In a 2004 interview she said:

It wasn’t just the show but how they treated us—and that gave me such a love for Israel. Our flight going into Tel Aviv was five hours late so it looked like we would have to perform in the same clothes we wore on the plane. There were people all around the building and we were supposed to do two shows. We went into a dressing room to freshen up and there were all these people on their knees outside the windows looking at us! Now it wasn’t that they were trying to spy or see us without our clothes on—it was adoration!



We finally got on the stage so late that we didn’t do our usual part of the show and we were supposed to do a second show but the people from the first one wouldn’t leave. We thought there was going to be a riot! Well, they let the people from outside in and they sat on and all around the stage—we did one show for two shows’ worth of people in that room!”

Ray Charles was in his early 40s when he visited Israel. Born in 1930 in rural Georgia, he emphasized to friends and fans that deep down he was “a country boy … and, man, I mean the real backwoods. … All I ever saw—and I’m talking literally—was the country. I didn’t lose my sight till I was 7. It happened gradually. So I have years of pictures of country places, country people, country animals in my mind.”

Blinded by a juvenile glaucoma, a hereditary disease, Ray was sent to the “colored department” of the Florida State School for Deaf and Blind. It was in his second year at the school learning to play music and taking instruction in how to do musical notation in Braille that he declared his ambition to be “ a great musician.” Through hard work he achieved that ambition by the time he was in his mid-20s.

During his two-week tour, Charles also visited former Israeli Prime Minister David Ben-Gurion at Kibbutz Sde Boker in the Negev, as I recount in Starstruck in the Promised Land. Israel’s founding father was then 87 years old. The meeting between the King of Soul and Ha-Zaken, “the Old Man” as he was known affectionately by Israelis, has been preserved on film.

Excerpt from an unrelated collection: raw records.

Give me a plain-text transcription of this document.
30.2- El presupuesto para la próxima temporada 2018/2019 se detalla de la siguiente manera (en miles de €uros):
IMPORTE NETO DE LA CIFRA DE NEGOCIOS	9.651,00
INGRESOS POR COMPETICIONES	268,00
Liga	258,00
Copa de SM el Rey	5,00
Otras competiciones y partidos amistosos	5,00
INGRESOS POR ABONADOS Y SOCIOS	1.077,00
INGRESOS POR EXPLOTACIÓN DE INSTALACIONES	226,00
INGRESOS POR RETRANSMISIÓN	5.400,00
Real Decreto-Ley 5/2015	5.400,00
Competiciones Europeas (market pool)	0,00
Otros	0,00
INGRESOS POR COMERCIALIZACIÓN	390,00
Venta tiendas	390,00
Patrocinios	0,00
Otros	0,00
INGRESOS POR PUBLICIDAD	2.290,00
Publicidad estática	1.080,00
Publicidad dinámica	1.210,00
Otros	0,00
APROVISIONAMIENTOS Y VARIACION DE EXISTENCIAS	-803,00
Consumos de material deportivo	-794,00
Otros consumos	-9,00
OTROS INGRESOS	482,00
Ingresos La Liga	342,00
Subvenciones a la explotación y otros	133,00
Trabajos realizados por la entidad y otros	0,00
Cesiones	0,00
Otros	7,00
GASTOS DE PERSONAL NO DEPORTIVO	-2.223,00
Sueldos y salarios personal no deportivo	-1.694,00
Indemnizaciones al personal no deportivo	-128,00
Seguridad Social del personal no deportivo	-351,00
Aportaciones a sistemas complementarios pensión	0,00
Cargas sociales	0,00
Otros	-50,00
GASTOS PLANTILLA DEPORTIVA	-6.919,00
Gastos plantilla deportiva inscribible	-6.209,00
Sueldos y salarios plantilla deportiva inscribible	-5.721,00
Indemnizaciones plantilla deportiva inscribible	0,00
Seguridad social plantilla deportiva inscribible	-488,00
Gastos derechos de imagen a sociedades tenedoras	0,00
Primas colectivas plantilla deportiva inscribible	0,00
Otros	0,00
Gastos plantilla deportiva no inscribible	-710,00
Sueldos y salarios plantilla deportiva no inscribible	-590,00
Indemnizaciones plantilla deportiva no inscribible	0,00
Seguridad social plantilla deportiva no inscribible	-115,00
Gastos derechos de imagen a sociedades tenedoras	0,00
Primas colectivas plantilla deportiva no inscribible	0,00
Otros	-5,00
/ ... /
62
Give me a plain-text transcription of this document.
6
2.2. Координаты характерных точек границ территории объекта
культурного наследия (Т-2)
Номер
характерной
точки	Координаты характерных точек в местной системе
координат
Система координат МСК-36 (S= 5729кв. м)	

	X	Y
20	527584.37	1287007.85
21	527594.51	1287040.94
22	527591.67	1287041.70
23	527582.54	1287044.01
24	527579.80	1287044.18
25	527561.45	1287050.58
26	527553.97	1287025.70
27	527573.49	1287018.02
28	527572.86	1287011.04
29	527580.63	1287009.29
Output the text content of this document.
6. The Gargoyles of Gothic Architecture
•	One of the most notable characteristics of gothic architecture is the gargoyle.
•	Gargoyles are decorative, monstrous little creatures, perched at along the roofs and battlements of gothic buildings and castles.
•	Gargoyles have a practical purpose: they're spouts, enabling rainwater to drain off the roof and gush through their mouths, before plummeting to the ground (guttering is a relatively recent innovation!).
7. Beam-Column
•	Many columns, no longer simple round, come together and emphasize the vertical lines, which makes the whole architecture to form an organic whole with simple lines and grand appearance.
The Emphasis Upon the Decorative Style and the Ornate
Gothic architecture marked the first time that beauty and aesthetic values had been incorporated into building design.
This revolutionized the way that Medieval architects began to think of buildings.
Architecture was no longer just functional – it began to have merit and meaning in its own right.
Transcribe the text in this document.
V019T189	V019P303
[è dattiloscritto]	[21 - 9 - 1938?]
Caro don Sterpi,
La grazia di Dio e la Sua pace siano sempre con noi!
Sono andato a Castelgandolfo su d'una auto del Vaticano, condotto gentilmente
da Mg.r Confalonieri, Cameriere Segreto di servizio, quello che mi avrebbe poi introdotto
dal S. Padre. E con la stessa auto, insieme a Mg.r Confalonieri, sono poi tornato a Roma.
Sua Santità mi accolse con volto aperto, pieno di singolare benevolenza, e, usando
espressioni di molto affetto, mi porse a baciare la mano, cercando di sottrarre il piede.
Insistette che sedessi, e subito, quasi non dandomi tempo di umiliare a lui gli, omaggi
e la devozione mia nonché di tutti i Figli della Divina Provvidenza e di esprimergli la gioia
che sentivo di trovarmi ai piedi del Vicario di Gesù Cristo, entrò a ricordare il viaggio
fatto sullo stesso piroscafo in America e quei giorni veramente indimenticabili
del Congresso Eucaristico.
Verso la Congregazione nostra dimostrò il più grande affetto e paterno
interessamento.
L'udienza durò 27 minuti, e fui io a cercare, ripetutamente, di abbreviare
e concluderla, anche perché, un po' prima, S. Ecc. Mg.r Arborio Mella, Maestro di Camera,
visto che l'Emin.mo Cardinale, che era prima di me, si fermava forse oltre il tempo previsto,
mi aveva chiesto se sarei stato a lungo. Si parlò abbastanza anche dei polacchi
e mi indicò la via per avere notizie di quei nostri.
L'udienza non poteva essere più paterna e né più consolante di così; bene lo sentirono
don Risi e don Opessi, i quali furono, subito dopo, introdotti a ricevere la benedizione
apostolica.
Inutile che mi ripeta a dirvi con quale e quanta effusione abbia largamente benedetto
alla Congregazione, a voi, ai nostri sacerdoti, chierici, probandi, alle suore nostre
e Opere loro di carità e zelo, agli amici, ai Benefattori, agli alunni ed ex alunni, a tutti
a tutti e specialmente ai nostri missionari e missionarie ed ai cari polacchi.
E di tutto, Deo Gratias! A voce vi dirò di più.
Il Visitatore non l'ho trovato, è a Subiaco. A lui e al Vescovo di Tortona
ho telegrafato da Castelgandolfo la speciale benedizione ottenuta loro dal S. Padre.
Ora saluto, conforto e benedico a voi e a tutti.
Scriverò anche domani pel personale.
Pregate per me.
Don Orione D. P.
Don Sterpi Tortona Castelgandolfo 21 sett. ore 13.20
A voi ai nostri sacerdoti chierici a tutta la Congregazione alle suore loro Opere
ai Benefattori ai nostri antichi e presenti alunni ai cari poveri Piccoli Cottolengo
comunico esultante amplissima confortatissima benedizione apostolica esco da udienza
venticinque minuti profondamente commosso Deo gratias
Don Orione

In the documentary Soul of the Holy Land, released after Charles’ death in 2004, we can hear the children of Sde Boker join Ray and Ben-Gurion singing “Hava Nagilah.” Ray then sang Stevie Wonder’s song “Heaven Help Us All” for Ben-Gurion and the kibbutzniks.

In 1976, four years after he had visited Israel, B’nai B’rith honored Ray Charles as its Man of the Year. Accepting the award at a dinner in Beverly Hills, Charles said, “Even though I’m not Jewish … Israel is one of the few causes I feel good about supporting. Blacks and Jews are hooked up and bound together by a common history of persecution. If someone besides a black ever sings the real gut-bucket blues, it’ll be a Jew. We both know what it’s like to be someone else’s footstool.”

Responding to reports of anti-Jewish feeling expressed by some African Americans, Charles said, “I’ve heard about anti-Semitism among blacks in America, but I never paid that much mind. … But that prejudice is narrow and stupid, and fortunately short-lived. For the most part we’re two peoples who work well together. And in many instances, there is real love between us.”

By the late 1970s, though, many people on the left—including activists in African American communities—would begin to challenge the assertion that the two liberation movements of historically oppressed, despised, and ghettoized people should continue working together, or see their collective struggles as in any way equivalent.

Ray Charles never bought it. In 1982, a decade after his first visit, he returned to give a series of sold-out performances. And in 1987, on his last visit, he performed in the former Roman amphitheater at Caesarea. The Israeli jazz saxophonist Nadav Haber was at that performance. He told a Haaretz reporter that even in that large performance space, Charles managed to create a feeling of intimacy. “Ray,” Haber said, “is the kind of artist who takes you in a kind of trance; you leave altered. Many people in the amphitheater came to relax and enjoy themselves. I came to be with Ray, and that is what actually happened.”

Shalom Goldman is Professor of Religion at Middlebury College. His most recent book is Starstruck in the Promised Land: How the Arts Shaped American Passions about Israel.